Peu à peu, le dernier espace vert où pousse des touffes de muguet chaque année, a été voué à recevoir d’immenses tuyaux et du matériel de construction.
La rue a été barrée et l’est toujours.
Deux grues ont débarqué un matin et ne sont plus reparties depuis.
Et, depuis deux semaines, notre propre rue est barrée.
Mon Capitaine m’a annoncé avant-hier que les autorités ont décidé de profiter de l’occasion pour s’attaquer au réseau d’eau du quartier, ce qui présage des travaux supplémentaires.

Hier, Pomme dormait ou faisait semblant de dormir, dans son panier, me surveillant d’un oeil pendant que j’écrivais.
Tout à coup, un bruit lancinant a couvert ceux, déjà importants, du chantier.
J’ai fermé la porte du balcon, mais le bruit semblait entrer dans l’appartement par toutes les fenêtres.
Je les ai donc fermées une à une, jusqu’à arriver à celles qui donnaient sur la rue, au salon.
C’est là que j’ai vu l’énorme véhicule jaune qui traite les égouts dans un fracas étourdissant.
– Ah, d’accord… c’est lui le grand responsable!

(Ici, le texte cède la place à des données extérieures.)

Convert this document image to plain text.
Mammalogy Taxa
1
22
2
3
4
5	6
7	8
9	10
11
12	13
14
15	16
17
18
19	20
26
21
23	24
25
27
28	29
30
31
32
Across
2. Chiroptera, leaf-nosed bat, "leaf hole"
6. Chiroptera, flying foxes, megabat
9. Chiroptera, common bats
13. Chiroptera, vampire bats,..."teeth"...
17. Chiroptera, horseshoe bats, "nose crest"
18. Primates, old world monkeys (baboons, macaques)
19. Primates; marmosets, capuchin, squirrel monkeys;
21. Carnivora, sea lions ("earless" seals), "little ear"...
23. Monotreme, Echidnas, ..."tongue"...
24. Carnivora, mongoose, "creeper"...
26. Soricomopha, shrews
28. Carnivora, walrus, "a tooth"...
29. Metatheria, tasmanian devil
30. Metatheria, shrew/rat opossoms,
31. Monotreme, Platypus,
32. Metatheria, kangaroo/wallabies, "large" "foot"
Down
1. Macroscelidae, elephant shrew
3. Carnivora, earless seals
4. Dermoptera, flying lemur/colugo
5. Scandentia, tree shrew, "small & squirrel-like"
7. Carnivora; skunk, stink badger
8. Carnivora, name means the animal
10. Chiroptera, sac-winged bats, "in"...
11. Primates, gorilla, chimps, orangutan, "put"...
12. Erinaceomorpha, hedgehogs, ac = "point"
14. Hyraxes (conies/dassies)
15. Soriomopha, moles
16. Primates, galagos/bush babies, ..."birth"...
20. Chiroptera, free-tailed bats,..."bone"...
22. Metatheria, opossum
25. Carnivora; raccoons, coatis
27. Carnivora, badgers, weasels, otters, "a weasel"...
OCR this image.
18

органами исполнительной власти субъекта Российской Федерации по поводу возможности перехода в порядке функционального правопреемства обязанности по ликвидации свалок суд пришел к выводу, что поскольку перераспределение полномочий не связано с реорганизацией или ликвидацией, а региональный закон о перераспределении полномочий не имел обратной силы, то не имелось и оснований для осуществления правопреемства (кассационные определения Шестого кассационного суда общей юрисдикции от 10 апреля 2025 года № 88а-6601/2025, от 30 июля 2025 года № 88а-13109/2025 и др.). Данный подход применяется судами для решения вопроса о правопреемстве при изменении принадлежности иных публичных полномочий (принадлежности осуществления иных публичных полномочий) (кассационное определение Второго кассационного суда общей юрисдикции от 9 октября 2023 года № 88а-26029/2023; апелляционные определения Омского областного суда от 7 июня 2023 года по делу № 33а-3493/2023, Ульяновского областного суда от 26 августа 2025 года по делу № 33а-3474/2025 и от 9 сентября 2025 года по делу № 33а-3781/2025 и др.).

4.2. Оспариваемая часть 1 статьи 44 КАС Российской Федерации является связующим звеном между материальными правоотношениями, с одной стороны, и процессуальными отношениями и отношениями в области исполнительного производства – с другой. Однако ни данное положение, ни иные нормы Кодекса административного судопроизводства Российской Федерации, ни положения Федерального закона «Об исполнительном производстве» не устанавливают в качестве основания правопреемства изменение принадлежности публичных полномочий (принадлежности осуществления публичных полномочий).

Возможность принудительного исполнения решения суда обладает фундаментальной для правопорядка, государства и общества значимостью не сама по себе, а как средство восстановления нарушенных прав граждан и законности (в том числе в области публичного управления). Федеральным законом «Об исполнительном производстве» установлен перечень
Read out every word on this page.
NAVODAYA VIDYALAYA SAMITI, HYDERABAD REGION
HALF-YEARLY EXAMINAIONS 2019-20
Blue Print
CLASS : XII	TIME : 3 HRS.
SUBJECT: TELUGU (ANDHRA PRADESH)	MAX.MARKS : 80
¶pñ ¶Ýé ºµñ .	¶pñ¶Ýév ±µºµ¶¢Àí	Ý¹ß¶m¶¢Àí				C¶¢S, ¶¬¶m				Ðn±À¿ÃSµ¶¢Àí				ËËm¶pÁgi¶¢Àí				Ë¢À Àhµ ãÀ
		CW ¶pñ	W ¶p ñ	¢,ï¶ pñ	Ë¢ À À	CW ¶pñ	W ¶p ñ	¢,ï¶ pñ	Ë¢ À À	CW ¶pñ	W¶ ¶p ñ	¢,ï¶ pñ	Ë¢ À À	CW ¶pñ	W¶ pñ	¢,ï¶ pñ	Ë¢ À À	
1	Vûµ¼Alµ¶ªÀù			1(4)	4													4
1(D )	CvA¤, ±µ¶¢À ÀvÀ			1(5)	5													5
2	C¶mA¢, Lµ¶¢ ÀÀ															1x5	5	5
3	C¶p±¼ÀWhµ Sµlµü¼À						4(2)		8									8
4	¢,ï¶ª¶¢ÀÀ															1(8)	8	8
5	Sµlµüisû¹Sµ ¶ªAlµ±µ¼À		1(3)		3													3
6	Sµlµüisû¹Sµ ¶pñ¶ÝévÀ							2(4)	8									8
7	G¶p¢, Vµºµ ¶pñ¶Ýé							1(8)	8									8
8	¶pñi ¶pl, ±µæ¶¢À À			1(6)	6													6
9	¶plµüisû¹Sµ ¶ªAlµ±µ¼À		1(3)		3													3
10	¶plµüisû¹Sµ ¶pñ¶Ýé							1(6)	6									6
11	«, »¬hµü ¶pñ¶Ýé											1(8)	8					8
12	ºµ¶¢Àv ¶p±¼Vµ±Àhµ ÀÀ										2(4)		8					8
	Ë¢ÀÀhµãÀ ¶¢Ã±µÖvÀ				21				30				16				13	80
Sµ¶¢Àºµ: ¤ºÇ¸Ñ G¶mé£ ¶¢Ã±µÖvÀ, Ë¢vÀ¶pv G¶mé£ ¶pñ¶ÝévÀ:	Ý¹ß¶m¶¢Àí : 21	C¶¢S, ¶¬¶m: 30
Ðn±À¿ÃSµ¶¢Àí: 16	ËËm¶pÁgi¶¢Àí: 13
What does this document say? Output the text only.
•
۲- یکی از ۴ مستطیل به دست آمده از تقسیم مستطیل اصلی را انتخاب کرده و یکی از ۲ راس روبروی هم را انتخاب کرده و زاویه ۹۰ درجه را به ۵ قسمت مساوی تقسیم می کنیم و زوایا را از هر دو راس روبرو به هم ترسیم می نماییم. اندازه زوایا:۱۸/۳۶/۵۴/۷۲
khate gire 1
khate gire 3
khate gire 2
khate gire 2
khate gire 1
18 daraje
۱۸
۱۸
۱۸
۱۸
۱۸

En entendant ma voix, Pomme a voulu voir, elle aussi.
Elle a sauté sur le canapé pour s’appuyer au bord de la fenêtre où, en se tordant le cou, elle a tenté de voir elle aussi quelle était la cause du boucan qui semblait beaucoup l’agacer.
J’ai eu pitié de ses lamentables efforts:
– Tu veux voir, toi aussi?
En moins de trois secondes, elle était dans mes bras, et je me suis approchée de la fenêtre devant laquelle le camion oeuvrait, inconscient de l’intérêt qui lui était porté.
J’ai vu les oreilles de Pomme changer de position.
Elle regardait cette drôle de bête avec stupéfaction.
Puis elle a légèrement grogné, histoire de marquer sa désapprobation, et a tourné la tête vers moi, comme si elle attendait une explication:
– Oui, je sais, c’est ennuyeux… mais il va partir dès qu’il aura fini!

Un peu plus tard, je l’ai sortie.
Dans le jardin, mon Mogwaï a foncé vers le grillage qui le sépare de la rue, histoire de vérifier si le monstre jaune était encore là.
Quand elle a constaté que l’ennemi n’était plus en vue, elle s’est prudemment avancée vers la rue.
Elle s’est tournée vers la droite, du côté des travaux, et a adopté sa posture de grande observation.
Une patte en l’air, très attentive à tout ce qui se passe, elle a entendu comme moi les cris d’ouvriers qui semblaient s’invectiver derrière les palissades.
Et là, comme si c’était la goutte qui faisait déborder le vase, elle a poussé un petit aboiement strident.
Sa façon à elle de marquer sa désapprobation.
Cela n’a rien changé au chahut des travaux, mais elle a semblé soulagée.
Elle a repris le chemin de la maison, passant dignement devant moi, a franchi la porte d’entrée restée ouverte, et est remontée terminer sa sieste.
Foi de bichon, ce n’est pas un intrus, aussi jaune et bruyant soit-il, qui viendra perturber son sommeil!